Why I Decided to Start My Own Practice
For all you self-starters out there, I'm sure you can relate to a lot of the remarks I heard from people upon informing them that I was branching out to go solo with financial consulting, such as “don't you have a good job?”, “that sounds risky” or “why would you want to do that?". I experienced these same reactions so often that I believe it warrants a full rundown of my rationale for taking this step.

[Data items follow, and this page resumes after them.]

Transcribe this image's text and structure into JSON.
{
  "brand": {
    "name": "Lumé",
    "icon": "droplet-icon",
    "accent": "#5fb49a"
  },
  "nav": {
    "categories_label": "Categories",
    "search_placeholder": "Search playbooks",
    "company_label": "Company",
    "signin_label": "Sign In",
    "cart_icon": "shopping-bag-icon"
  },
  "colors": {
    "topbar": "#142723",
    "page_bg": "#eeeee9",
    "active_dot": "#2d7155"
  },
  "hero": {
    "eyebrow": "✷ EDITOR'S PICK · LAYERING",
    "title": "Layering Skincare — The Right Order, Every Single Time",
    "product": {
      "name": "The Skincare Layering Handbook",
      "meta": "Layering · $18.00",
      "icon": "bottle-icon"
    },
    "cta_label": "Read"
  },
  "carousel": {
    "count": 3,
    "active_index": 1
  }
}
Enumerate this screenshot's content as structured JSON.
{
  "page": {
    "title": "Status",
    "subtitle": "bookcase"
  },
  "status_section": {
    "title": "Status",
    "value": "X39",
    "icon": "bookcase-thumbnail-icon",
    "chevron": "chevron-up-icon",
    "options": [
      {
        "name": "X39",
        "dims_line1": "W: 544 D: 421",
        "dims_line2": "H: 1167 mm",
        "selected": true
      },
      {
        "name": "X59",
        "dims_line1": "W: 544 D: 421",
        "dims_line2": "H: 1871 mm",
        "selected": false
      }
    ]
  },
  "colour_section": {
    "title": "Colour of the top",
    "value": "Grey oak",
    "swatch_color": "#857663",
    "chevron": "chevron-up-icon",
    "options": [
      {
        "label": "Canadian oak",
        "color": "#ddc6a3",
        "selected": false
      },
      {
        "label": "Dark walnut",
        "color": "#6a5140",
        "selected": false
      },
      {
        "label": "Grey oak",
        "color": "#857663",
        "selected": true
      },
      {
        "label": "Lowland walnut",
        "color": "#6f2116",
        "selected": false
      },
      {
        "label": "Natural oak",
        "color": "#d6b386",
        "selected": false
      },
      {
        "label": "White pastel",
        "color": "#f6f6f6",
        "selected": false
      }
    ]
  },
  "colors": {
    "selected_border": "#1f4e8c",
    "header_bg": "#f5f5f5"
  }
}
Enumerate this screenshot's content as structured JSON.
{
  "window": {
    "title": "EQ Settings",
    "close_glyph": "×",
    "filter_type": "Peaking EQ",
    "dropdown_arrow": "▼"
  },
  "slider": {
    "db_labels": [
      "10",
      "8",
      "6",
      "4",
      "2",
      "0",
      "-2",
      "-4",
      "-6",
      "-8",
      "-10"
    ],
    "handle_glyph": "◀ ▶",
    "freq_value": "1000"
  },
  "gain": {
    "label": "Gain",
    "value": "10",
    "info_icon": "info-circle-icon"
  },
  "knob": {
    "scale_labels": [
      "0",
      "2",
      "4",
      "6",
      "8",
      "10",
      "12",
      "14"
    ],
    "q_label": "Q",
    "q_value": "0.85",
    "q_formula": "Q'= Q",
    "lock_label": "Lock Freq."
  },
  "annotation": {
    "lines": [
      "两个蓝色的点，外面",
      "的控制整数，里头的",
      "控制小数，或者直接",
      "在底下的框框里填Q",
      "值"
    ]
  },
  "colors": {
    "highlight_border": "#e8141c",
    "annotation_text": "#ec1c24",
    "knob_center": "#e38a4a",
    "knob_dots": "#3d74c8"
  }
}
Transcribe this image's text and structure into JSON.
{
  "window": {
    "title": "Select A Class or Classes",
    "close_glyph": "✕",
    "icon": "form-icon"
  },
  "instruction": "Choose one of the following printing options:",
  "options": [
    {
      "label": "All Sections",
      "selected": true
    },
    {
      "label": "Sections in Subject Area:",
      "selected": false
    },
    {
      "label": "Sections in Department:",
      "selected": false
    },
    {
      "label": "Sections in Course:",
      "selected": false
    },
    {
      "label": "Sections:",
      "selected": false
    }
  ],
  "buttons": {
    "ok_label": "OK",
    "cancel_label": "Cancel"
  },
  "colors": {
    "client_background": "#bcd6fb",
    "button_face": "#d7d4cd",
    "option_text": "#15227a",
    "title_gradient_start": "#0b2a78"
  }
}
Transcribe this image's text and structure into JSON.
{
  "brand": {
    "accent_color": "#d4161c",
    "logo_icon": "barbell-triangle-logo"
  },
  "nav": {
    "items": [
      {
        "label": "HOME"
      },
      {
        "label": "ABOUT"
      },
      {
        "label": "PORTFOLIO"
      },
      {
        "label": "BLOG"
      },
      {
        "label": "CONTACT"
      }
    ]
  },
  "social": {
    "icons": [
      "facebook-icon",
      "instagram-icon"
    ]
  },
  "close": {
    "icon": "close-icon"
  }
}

There is stability in working for someone else. A steady and (somewhat) guaranteed paycheck week to week is attractive. I get that. However, what you give up in this trade-off is the flexibility to do things the way you would like to see them done. Your product is set in accordance with someone else's beliefs. If you have strong conviction in doing things a different way, you either have to find another firm that matches your beliefs, or branch out independently. In my case, there are very few firms out there that replicate the service offering I believe in (more on that later), so once I took a step back to really evaluate whether my career was lining up with my convictions, the decision to take a new path was easy.
Stating the obvious, working a 9-5 office job poses many restrictions on one's flexibility in life. Visits with family, hobbies, vacations, children’s schedules, doctor visits, car maintenance, along with many other items have to be planned with ample notice. I love visiting with my family and friends, and most are an extended drive or flight away. I also love traveling to explore new places with my wife. Both of these items don’t fit well with a restricted vacation schedule. The only way to really take charge of your schedule is to become the boss of your schedule. For me, this included starting and structuring a business that caters to my interests and convictions while also being built around living the life I want.
The fees one pays for financial guidance in our industry generally falls under two categories: 1) commission-based compensation, or 2) fee-based compensation.
I am a strong advocate of avoiding, at all costs, guidance from an advisor who adheres to a commission-based compensation structure. There are some individuals providing quality guidance within this arena, but the problem is that there are just way too many bad apples in the mix as well. You will never quite know whether an advisor under this model is recommending a product based on what’s best for you or what’s best for their wallet. The lucrative kick-backs on sales of some products are just too tempting and can often times lead to bad behavior.
A fee-based compensation structure is worlds better, but know that there are a wide variety of "fee-only" models out there. The most common structure is one where services are provided in return for a set percentage of portfolio assets managed by the advisor. This fee usually hovers around 1%. While this is an improvement over commissions, there are still conflicts posed that most in the industry tend to ignore:
1) Advisors most often neglect clients who don't have a large amount of liquid, investable money which is the majority of the population. Are only those with hefty bank accounts in need of financial planning? Does no one else besides the rich need guidance to help set themselves up for a better financial future? I think you know that answer.
2) When portfolio assets are the sole source of income for an advisor, naturally, the focus of the financial planning tends to hover around the investments. This often leads to negligence when addressing other important areas such education, estate, insurance, and tax planning.
3) Maybe most importantly, advisors who work under this model can still be swayed towards making decisions that might not be in their client's best interest. It could very well be the case that funds are better left in that former retirement plan, better used towards paying off old debt, or better suited in a cash-flow positive investment property (just to name a few examples). However, when these recommendations don't fit nicely into the fee structure, they will likely get brushed aside during conversation.
Fee-only compensation can be structured in a more equitable manner, where services are provided for a reasonable, preset fee, no matter who you are or how much money you have. This brings everyone under the same umbrella, and allows for the accessibility of personalized, unbiased guidance to all. No more pressure to move money to a managed investment account if money could be more effectively used elsewhere. And no more paying fees for months on end while the advisor fails to touch base or even glance at your financial picture. Fees should be paid for actual work being done. Period. This is fair and honest, which is something we need a bit more of in the financial services industry. Going independent allows for me to design my own fee structure, which also allows me to take pride in doing better by my clients.
I am of the belief that cultivating the lifestyle you want to live is only attainable through cultivation of a financial plan that focuses on the same. I believe proper financial management should not be over-complicated. Most often, the simplest solution ends up being the best solution. I believe every dollar you earn should be thought of as a worker for your own economy, with the goal of making each worker as productive as possible in an effort to put money back in your pocket. I believe everyone should develop a financial road map that targets the creation of cash flow diversification. I believe doing so will allow for financial independence much earlier in life than retirement plan or social security rules state.
While these beliefs don't follow the general framework of traditional financial planning rules, I believe that following cookie-cutter advice will give you cookie-cutter results.
In the end, starting my own business eventually became a necessity if I wanted to hold true to my beliefs. No more conforming for the sake of others. This time it’s about serving both me and my clients as honestly and transparently as I know how.